The concert lasted about an hour and went from chamber through small band to big band, and I was most taken with the chamber - having forgotten that I like band music of this sort - our having turned up an opportunity to hear a military band at Bognor Regis last year, specifically a concert given by the Royal Marines Association Concert Band on the 6th September last. I think the main reason for turning up was that most of the audience looked to be both old and military - older than us, that is. And a lot of the ladies had very old fashioned hair do's. And this despite the fact that years ago we used to go to hear bands in the royal parks from time to time - while I don't even know now whether the army bands still perform in such places.
But the band master, a staff sergeant in a dress uniform which was completed with natty little spurs, did tell us that his band kept its roots in the ground, as it were, and could still do proper marching music, as well as the receptions, parties and weddings which were a large part of the diet.
The concert was followed by a rather more serious teach in for students from the Christchurch music department who were interested in bands, in the army or in both.

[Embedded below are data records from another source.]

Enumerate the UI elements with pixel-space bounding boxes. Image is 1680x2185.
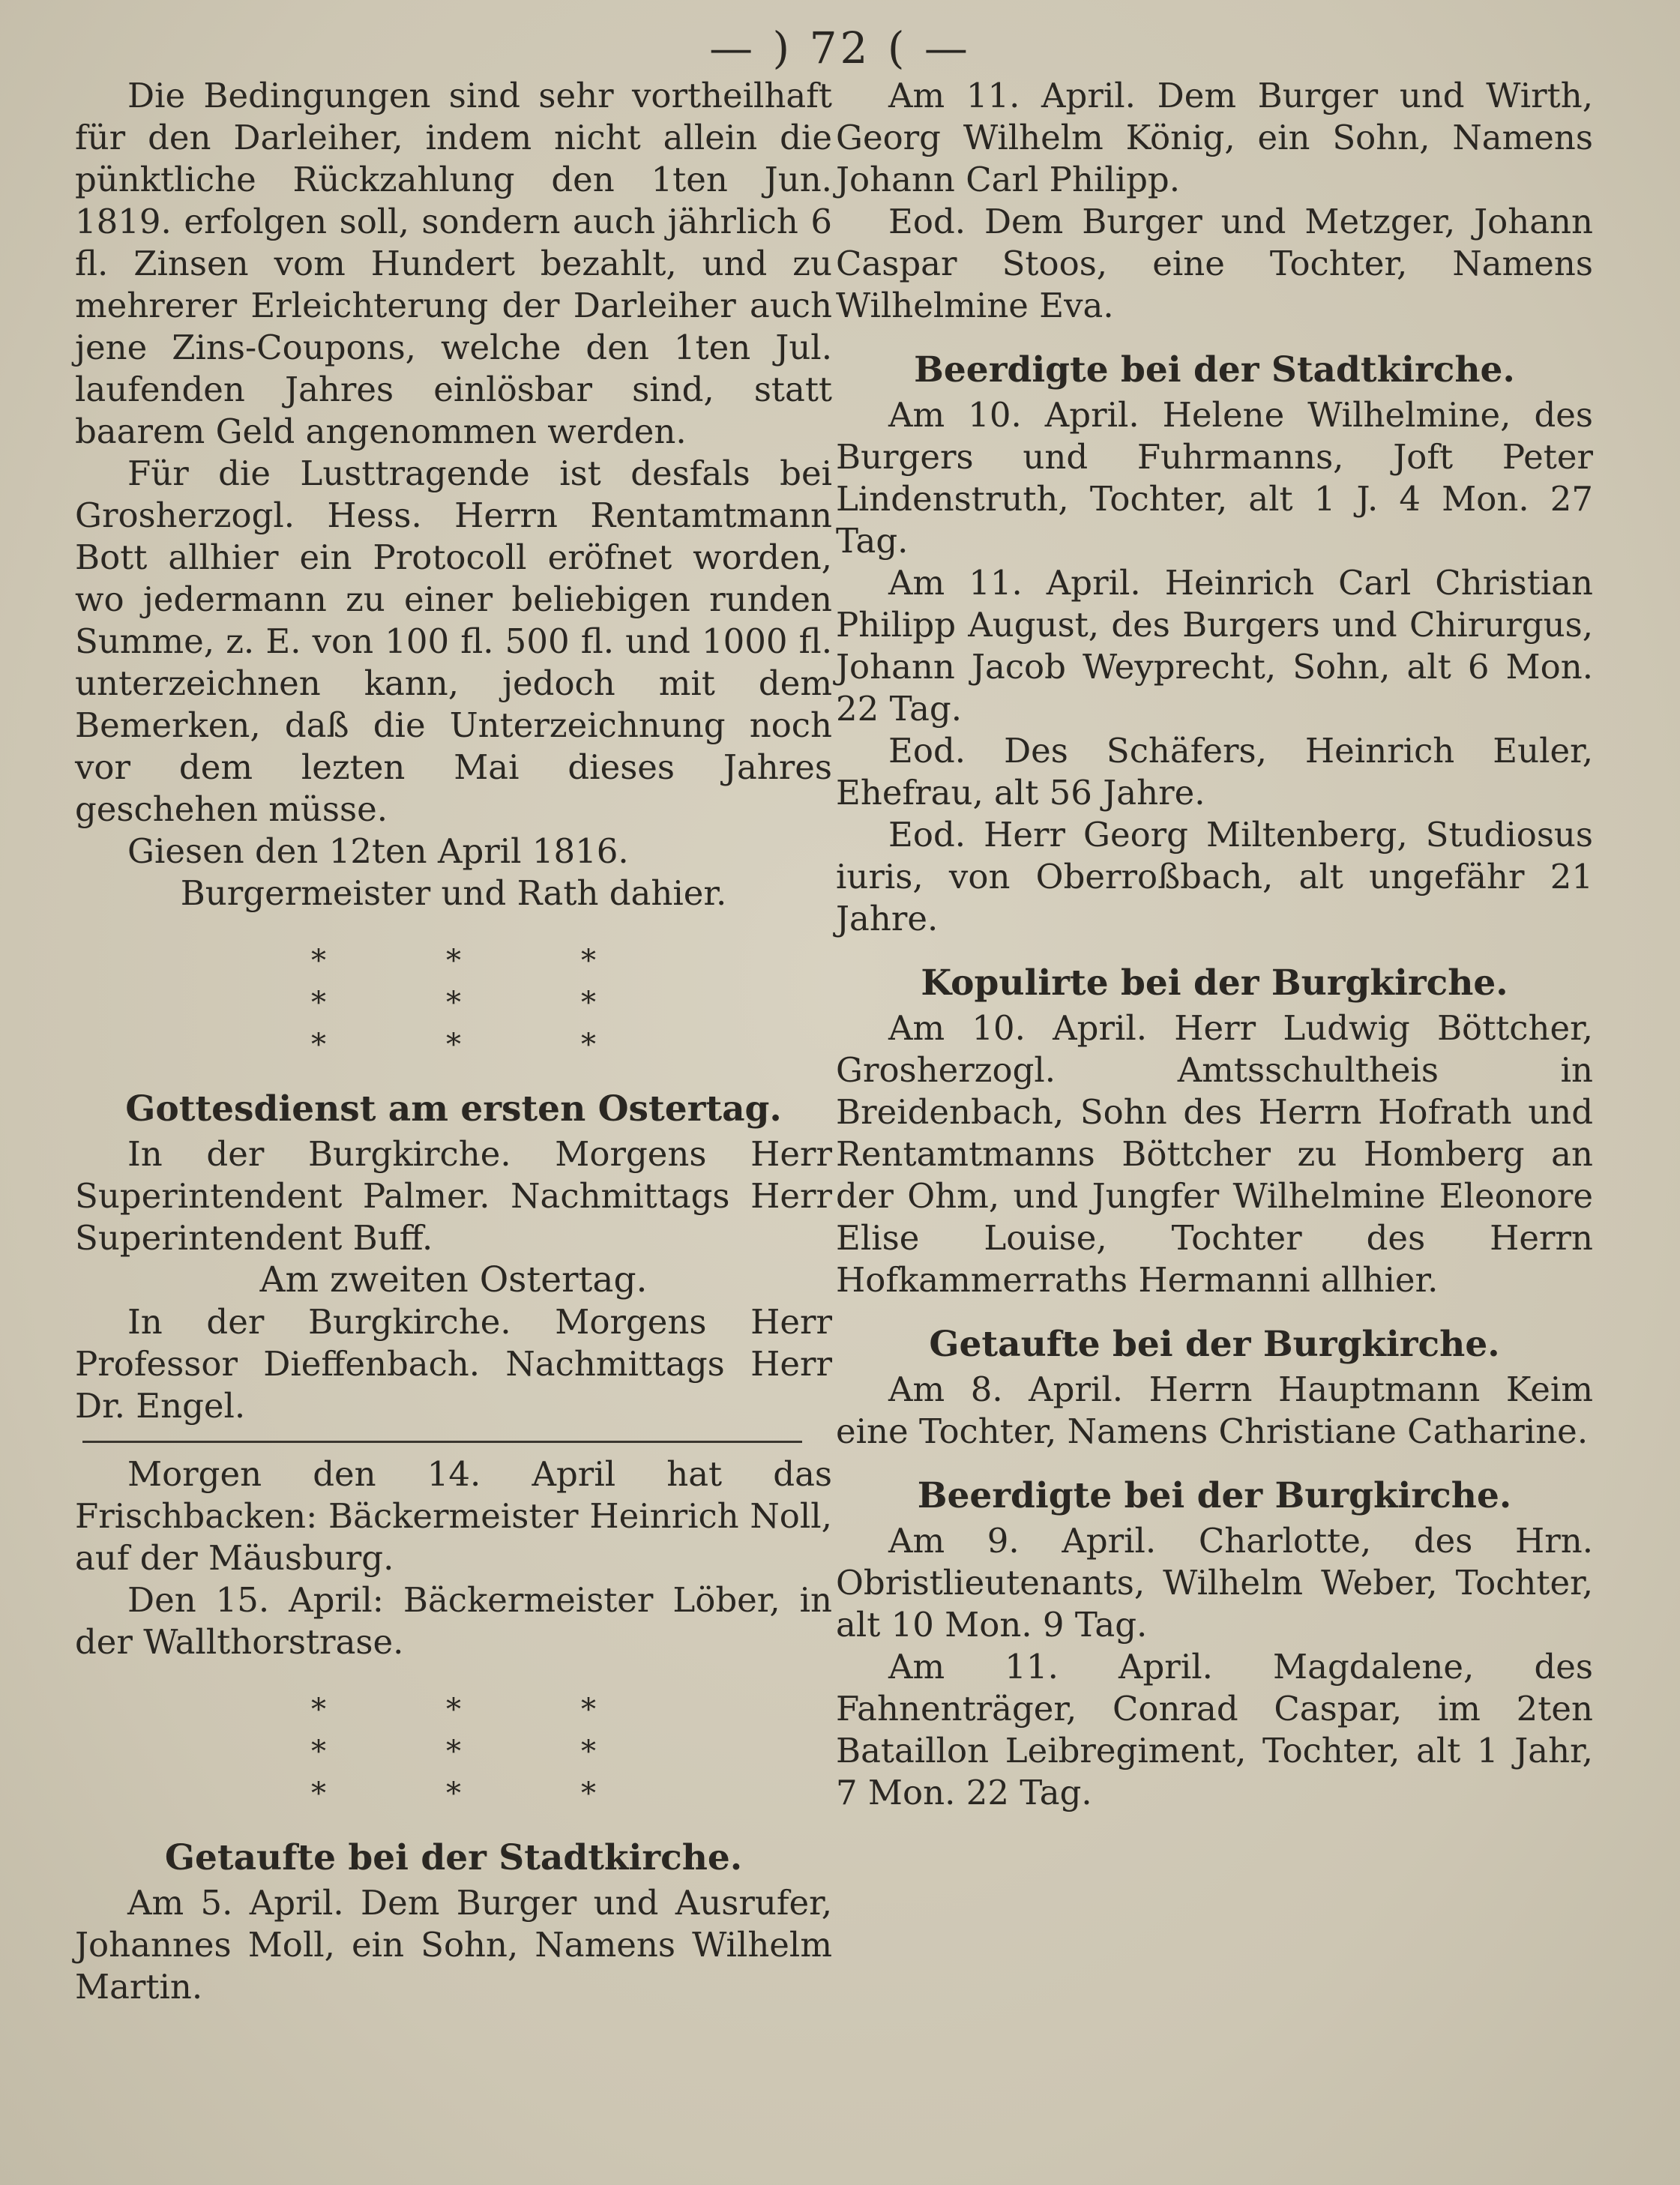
ornament-divider: *** *** *** [311,1693,716,1811]
ornament-divider: *** *** *** [311,944,716,1062]
left-column [75,75,832,2008]
section-rule [82,1441,802,1443]
right-column [836,75,1593,1814]
section-heading: Getaufte bei der Burgkirche. [929,1324,1500,1365]
bakery-entry: Morgen den 14. April hat das Frischbacken: Bäckermeister Heinrich Noll, auf der Mäusburg. [75,1454,832,1578]
section-heading: Getaufte bei der Stadtkirche. [164,1837,743,1878]
service-subheading: Am zweiten Ostertag. [259,1259,648,1301]
register-entry: Eod. Herr Georg Miltenberg, Studiosus iuris, von Oberroßbach, alt ungefähr 21 Jahre. [836,815,1593,938]
service-heading: Gottesdienst am ersten Ostertag. [125,1088,782,1130]
service-entry: In der Burgkirche. Morgens Herr Professor Dieffenbach. Nachmittags Herr Dr. Engel. [75,1302,832,1426]
register-entry: Am 11. April. Magdalene, des Fahnenträger, Conrad Caspar, im 2ten Bataillon Leibregiment, Tochter, alt 1 Jahr, 7 Mon. 22 Tag. [836,1647,1593,1812]
register-entry: Eod. Des Schäfers, Heinrich Euler, Ehefrau, alt 56 Jahre. [836,731,1593,813]
place-date: Giesen den 12ten April 1816. [127,831,629,871]
signature: Burgermeister und Rath dahier. [180,873,727,913]
section-heading: Beerdigte bei der Stadtkirche. [914,349,1515,391]
loan-notice-paragraph: Für die Lusttragende ist desfals bei Grosherzogl. Hess. Herrn Rentamtmann Bott allhier ein Protocoll eröfnet worden, wo jedermann zu einer beliebigen runden Summe, z. E. von 100 fl. 500 fl. und 1000 fl. unterzeichnen kann, jedoch mit dem Bemerken, daß die Unterzeichnung noch vor dem lezten Mai dieses Jahres geschehen müsse. [75,453,832,829]
register-entry: Am 10. April. Herr Ludwig Böttcher, Grosherzogl. Amtsschultheis in Breidenbach, Sohn des Herrn Hofrath und Rentamtmanns Böttcher zu Homberg an der Ohm, und Jungfer Wilhelmine Eleonore Elise Louise, Tochter des Herrn Hofkammerraths Hermanni allhier. [836,1008,1593,1300]
loan-notice-paragraph: Die Bedingungen sind sehr vortheilhaft für den Darleiher, indem nicht allein die pünktliche Rückzahlung den 1ten Jun. 1819. erfolgen soll, sondern auch jährlich 6 fl. Zinsen vom Hundert bezahlt, und zu mehrerer Erleichterung der Darleiher auch jene Zins-Coupons, welche den 1ten Jul. laufenden Jahres einlösbar sind, statt baarem Geld angenommen werden. [75,76,832,451]
section-heading: Kopulirte bei der Burgkirche. [921,962,1508,1004]
register-entry: Am 10. April. Helene Wilhelmine, des Burgers und Fuhrmanns, Joft Peter Lindenstruth, Tochter, alt 1 J. 4 Mon. 27 Tag. [836,395,1593,561]
bakery-entry: Den 15. April: Bäckermeister Löber, in der Wallthorstrase. [75,1580,832,1662]
register-entry: Eod. Dem Burger und Metzger, Johann Caspar Stoos, eine Tochter, Namens Wilhelmine Eva. [836,202,1593,325]
page-number: — ) 72 ( — [709,22,971,73]
register-entry: Am 5. April. Dem Burger und Ausrufer, Johannes Moll, ein Sohn, Namens Wilhelm Martin. [75,1883,832,2007]
register-entry: Am 11. April. Dem Burger und Wirth, Georg Wilhelm König, ein Sohn, Namens Johann Carl Philipp. [836,76,1593,199]
register-entry: Am 9. April. Charlotte, des Hrn. Obristlieutenants, Wilhelm Weber, Tochter, alt 10 Mon. 9 Tag. [836,1521,1593,1645]
section-heading: Beerdigte bei der Burgkirche. [917,1475,1512,1516]
register-entry: Am 11. April. Heinrich Carl Christian Philipp August, des Burgers und Chirurgus, Johann Jacob Weyprecht, Sohn, alt 6 Mon. 22 Tag. [836,563,1593,729]
service-entry: In der Burgkirche. Morgens Herr Superintendent Palmer. Nachmittags Herr Superintendent Buff. [75,1134,832,1258]
register-entry: Am 8. April. Herrn Hauptmann Keim eine Tochter, Namens Christiane Catharine. [836,1369,1593,1451]
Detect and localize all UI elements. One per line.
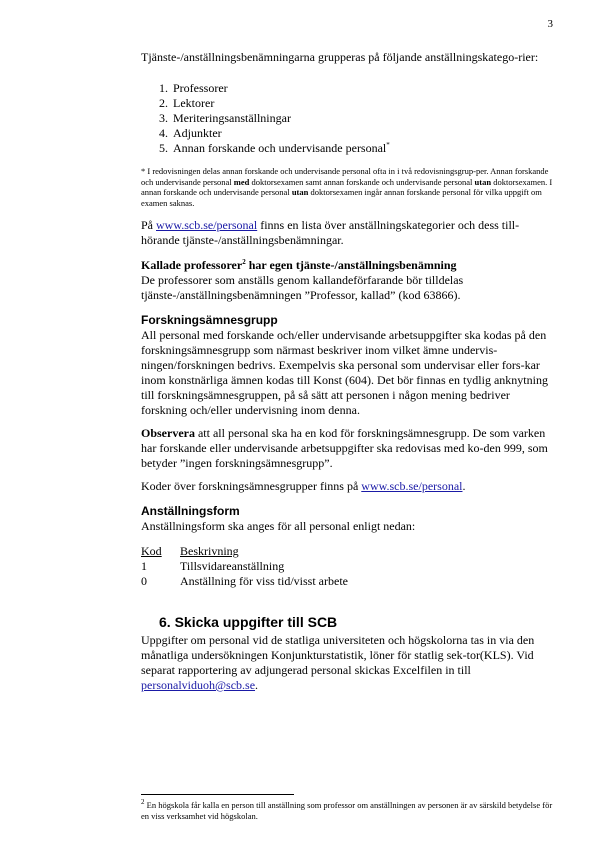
list-item: 3. Meriteringsanställningar — [171, 111, 553, 126]
paragraph-text: På — [141, 218, 156, 232]
heading-text: har egen tjänste-/anställningsbenämning — [245, 258, 457, 272]
intro-text: Tjänste-/anställningsbenämningarna grupperas på följande anställningskatego-rier: — [141, 50, 539, 64]
list-item — [171, 141, 553, 156]
document-body — [141, 50, 553, 693]
kallade-heading — [141, 258, 553, 273]
list-item-label: Annan forskande och undervisande personal — [173, 141, 387, 155]
paragraph-text: . — [255, 678, 259, 692]
paragraph-text: Uppgifter om personal vid de statliga universiteten och högskolorna tas in via den månatliga undersökningen Konjunkturstatistik, löner för statlig sek-tor(KLS). Vid separat rapportering av adjungerad personal skickas Excelfilen in till — [141, 633, 535, 677]
paragraph-text: . — [462, 479, 466, 493]
anstallning-section — [141, 504, 553, 589]
footnote — [141, 800, 553, 822]
heading-text: Kallade professorer — [141, 258, 243, 272]
forskning-heading: Forskningsämnesgrupp — [141, 313, 278, 327]
note-star: * — [141, 166, 146, 176]
kallade-text: De professorer som anställs genom kallandeförfarande bör tilldelas tjänste-/anställningsbenämningen ”Professor, kallad” (kod 63866). — [141, 273, 464, 302]
scb-personal-link[interactable]: www.scb.se/personal — [156, 218, 258, 232]
note-bold: utan — [291, 187, 309, 197]
paragraph-text: Koder över forskningsämnesgrupper finns på — [141, 479, 362, 493]
column-header-beskrivning: Beskrivning — [180, 544, 239, 558]
list-item: 1. Professorer — [171, 81, 553, 96]
chapter-title: Skicka uppgifter till SCB — [174, 614, 338, 630]
footnote-text: En högskola får kalla en person till anställning som professor om anställningen av personen är av särskild betydelse för en viss verksamhet vid högskolan. — [141, 800, 553, 821]
anstallning-heading: Anställningsform — [141, 504, 240, 518]
note-text: I redovisningen delas annan forskande och undervisande personal ofta in i två redovisningsgrup-per. Annan forskande och undervisande personal — [141, 166, 549, 187]
footnote-marker: 2 — [141, 798, 145, 807]
code-table — [141, 544, 348, 589]
table-row — [141, 559, 348, 574]
paragraph-text: att all personal ska ha en kod för forskningsämnesgrupp. De som varken har forskande eller undervisande arbetsuppgifter ska redovisas med ko-den 999, som betyder ”ingen forskningsämnesgrupp”. — [141, 426, 548, 470]
email-link[interactable]: personalviduoh@scb.se — [141, 678, 256, 692]
list-item: 4. Adjunkter — [171, 126, 553, 141]
chapter-number: 6. — [159, 614, 171, 630]
note-marker: * — [386, 141, 390, 149]
anstallning-text: Anställningsform ska anges för all personal enligt nedan: — [141, 519, 416, 533]
note-text: doktorsexamen ingår annan forskande personal för vilka uppgift om examen saknas. — [141, 187, 542, 208]
kallade-section — [141, 258, 553, 303]
koder-paragraph — [141, 479, 553, 494]
scb-personal-link-2[interactable]: www.scb.se/personal — [361, 479, 463, 493]
table-cell-beskrivning: Tillsvidareanställning — [180, 559, 285, 573]
note-bold: utan — [474, 176, 492, 187]
chapter-text — [141, 633, 553, 693]
table-cell-kod: 0 — [141, 574, 147, 588]
note-text: doktorsexamen. I annan forskande och undervisande personal — [141, 176, 553, 197]
note-bold: med — [233, 176, 250, 187]
category-note — [141, 166, 553, 208]
category-list-paragraph — [141, 218, 553, 248]
observera-paragraph — [141, 426, 553, 471]
table-row — [141, 574, 348, 589]
page-number: 3 — [547, 18, 553, 30]
paragraph-text: finns en lista över anställningskategorier och dess till-hörande tjänste-/anställningsbenämningar. — [141, 218, 520, 247]
table-header-row — [141, 544, 348, 559]
forskning-section — [141, 313, 553, 494]
observera-bold: Observera — [141, 426, 195, 440]
chapter-heading — [159, 615, 553, 630]
footnote-divider — [141, 794, 294, 795]
column-header-kod: Kod — [141, 544, 162, 558]
note-text: doktorsexamen samt annan forskande och undervisande personal — [249, 176, 475, 187]
forskning-paragraph: All personal med forskande och/eller undervisande arbetsuppgifter ska kodas på den forskningsämnesgrupp som närmast beskriver inom vilket ämne undervis-ningen/forskningen bedrivs. Exempelvis ska personal som undervisar eller fors-kar inom konstnärliga ämnen kodas till Konst (604). Det bör finnas en tydlig anknytning till forskningsämnesgruppen, på så sätt att personen i någon mening bedriver forskning och/eller undervisning inom denna. — [141, 328, 548, 417]
category-list — [141, 81, 553, 156]
footnote-ref[interactable]: 2 — [242, 258, 246, 266]
table-cell-beskrivning: Anställning för viss tid/visst arbete — [180, 574, 348, 588]
list-item: 2. Lektorer — [171, 96, 553, 111]
table-cell-kod: 1 — [141, 559, 147, 573]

We passed on this and proceeded to the Pilgrim Hotel for lunch, via Wetherspoons, as mentioned in a previous post.
PS: the programme included a lot of talk of sappers. Checking with the helpful army web site, I now know that the Royal Engineers is not the same as the Royal Electrical and Mechanical Engineers and that the two engineering bands are actually run from within the Corps of Army Music, with the RE band being sixth in the pecking order and the REME band being last. Maybe I am missing something. The sappers of the Royal Engineers were presumably the people who dug the siege works, the saps, for sieges from the 18th century on, but who went on to build an outpost up the road at Ewell. To quote: 'the 135 Geographic Squadron ... provides a range of capabilities ... ranging from raw data collection (including geodetic surveys) and information management; through information exploitation, terrain analysis and visualisation; to geospatial information dissemination (electronically across networks, by bulk reproduction and supply of hard copy mapping, or on a digital media)'. Which doesn't sound much like digging saps to me.